CNY: Where to now?

It has become overwhelmingly clear that the strengthening in the CNY against the dollar has once again paused. We’ve seen similar stretches of sideways movement in early 2012 and around the turn of the year. The big question now is how long will this period last, and will we see an actual weakening, like in mid-2012?

GDP growth in China slowed to 7.5% y/y in Q2, and although we expect a stabilisation, growth is fragile. Export growth has slowed again and the manufacturing PMI only adds to the gloomy picture. Against this backdrop it’s not at all surprising that we’ve heard of some mini stimulus (e.g. tax cuts for small businesses, opening up the railway construction sector, and reducing costs for exporters) and indications that the juan exchange rate will be kept stable (to help exporters, presumably).

The mini stimulus measures announced seem of fairly small calibre. We have already earlier opined that a larger-than-life investment stimulus package is not on the cards, while gentler measures to fine-tune fiscal policy are likely to surface as we go along.

Although the slowdown in growth has partly been in line with the grand plan to rebalance the economy from investments towards private consumption, there seems to be some fears within the leading pack that the slowdown could take a step too far. This is something to worry about, because too weak growth in the Chinese economy means (among other things) a weaker labour market, which in turn could mean social unrest. Recent comments from the premier and vice premier indicate that the tolerance level for GDP growth remains at 7.0-7.5%. To be on the safe side, some modest stimulus is needed to tide the economy over until the US and the euro area get a proper grip.

Regarding the CNY, Chinese authorities have earlier talked about the importance of two-way fluctuation in the exchange rate. This was followed by the short-lived but evident weakening early last summer. This week the State Council pledged to promote exchange rate stability (no mention of two-way flexibility), and although a weakening in CNY would be welcome for the struggling export sector, current comments indicate at most a modest depreciation in the CNY. Our 3M FX forecast of USD/CNY at 6.15 (currently 6.1345) reflects this.

But neither should one expect a continuation of the strengthening trend in the near term. The fragile economy does not warrant a stronger currency. This can wait, until the economy picks up, which we’ve pencilled in for Q4.

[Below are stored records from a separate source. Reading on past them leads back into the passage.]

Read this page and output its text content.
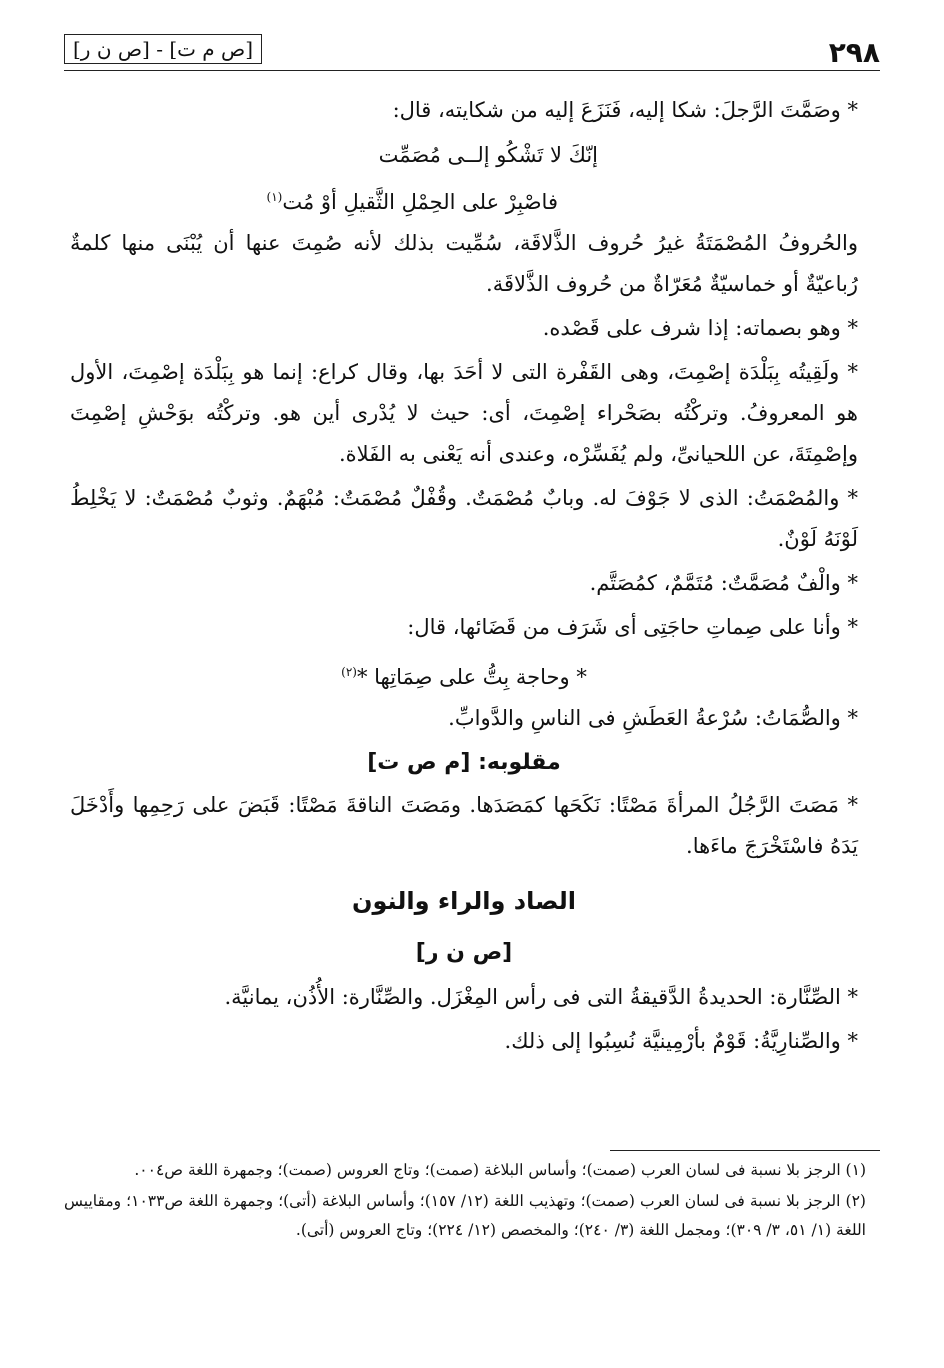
٢٩٨
[ص م ت] - [ص ن ر]

* وصَمَّتَ الرَّجلَ: شكا إليه، فَنَزَعَ إليه من شكايته، قال:

إنّكَ لا تَشْكُو إلــى مُصَمِّت

فاصْبِرْ على الحِمْلِ الثَّقيلِ أوْ مُت$^{(١)}$

والحُروفُ المُصْمَتَةُ غيرُ حُروف الذَّلاقَة، سُمِّيت بذلك لأنه صُمِتَ عنها أن يُبْنَى منها كلمةٌ رُباعيّةٌ أو خماسيّةٌ مُعَرّاةٌ من حُروف الذَّلاقَة.

* وهو بصماته: إذا شرف على قَصْده.

* ولَقِيتُه بِبَلْدَة إصْمِتَ، وهى القَفْرة التى لا أحَدَ بها، وقال كراع: إنما هو بِبَلْدَة إصْمِتَ، الأول هو المعروفُ. وتركْتُه بصَحْراء إصْمِتَ، أى: حيث لا يُدْرى أين هو. وتركْتُه بوَحْشِ إصْمِتَ وإصْمِتَةَ، عن اللحيانىِّ، ولم يُفَسِّرْه، وعندى أنه يَعْنى به الفَلاة.

* والمُصْمَتُ: الذى لا جَوْفَ له. وبابٌ مُصْمَتٌ. وقُفْلٌ مُصْمَتٌ: مُبْهَمٌ. وثوبٌ مُصْمَتٌ: لا يَخْلِطُ لَوْنَهُ لَوْنٌ.

* والْفٌ مُصَمَّتٌ: مُتَمَّمٌ، كمُصَتَّم.

* وأنا على صِماتِ حاجَتِى أى شَرَف من قَضَائها، قال:

* وحاجة بِتُّ على صِمَاتِها *$^{(٢)}$

* والصُّمَاتُ: سُرْعةُ العَطَشِ فى الناسِ والدَّوابِّ.

مقلوبه: [م ص ت]

* مَصَتَ الرَّجُلُ المرأةَ مَصْتًا: نَكَحَها كمَصَدَها. ومَصَتَ الناقةَ مَصْتًا: قَبَضَ على رَحِمِها وأَدْخَلَ يَدَهُ فاسْتَخْرَجَ ماءَها.

الصاد والراء والنون

[ص ن ر]

* الصِّنَّارة: الحديدةُ الدَّقيقةُ التى فى رأس المِغْزَل. والصِّنَّارة: الأُذُن، يمانيَّة.

* والصِّنارِيَّةُ: قَوْمٌ بأرْمِينيَّة نُسِبُوا إلى ذلك.

(١) الرجز بلا نسبة فى لسان العرب (صمت)؛ وأساس البلاغة (صمت)؛ وتاج العروس (صمت)؛ وجمهرة اللغة ص٠٠٤.

(٢) الرجز بلا نسبة فى لسان العرب (صمت)؛ وتهذيب اللغة (١٢/ ١٥٧)؛ وأساس البلاغة (أتى)؛ وجمهرة اللغة ص١٠٣٣؛ ومقاييس اللغة (١/ ٥١، ٣/ ٣٠٩)؛ ومجمل اللغة (٣/ ٢٤٠)؛ والمخصص (١٢/ ٢٢٤)؛ وتاج العروس (أتى).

So don’t expect large moves in the CNY over the next few months. “Sideways” is here to stay for a while, at least. But be prepared for a weakening. If the strengthening pressure is not too heavy, a widening of the +/-1% trading band could be in store later this year. This would increase volatility and risk, and hence could provide reason for a weakening in the immediate aftermath. If the economy underperforms and export demand does not pick up, the only logical way for the CNY is weaker.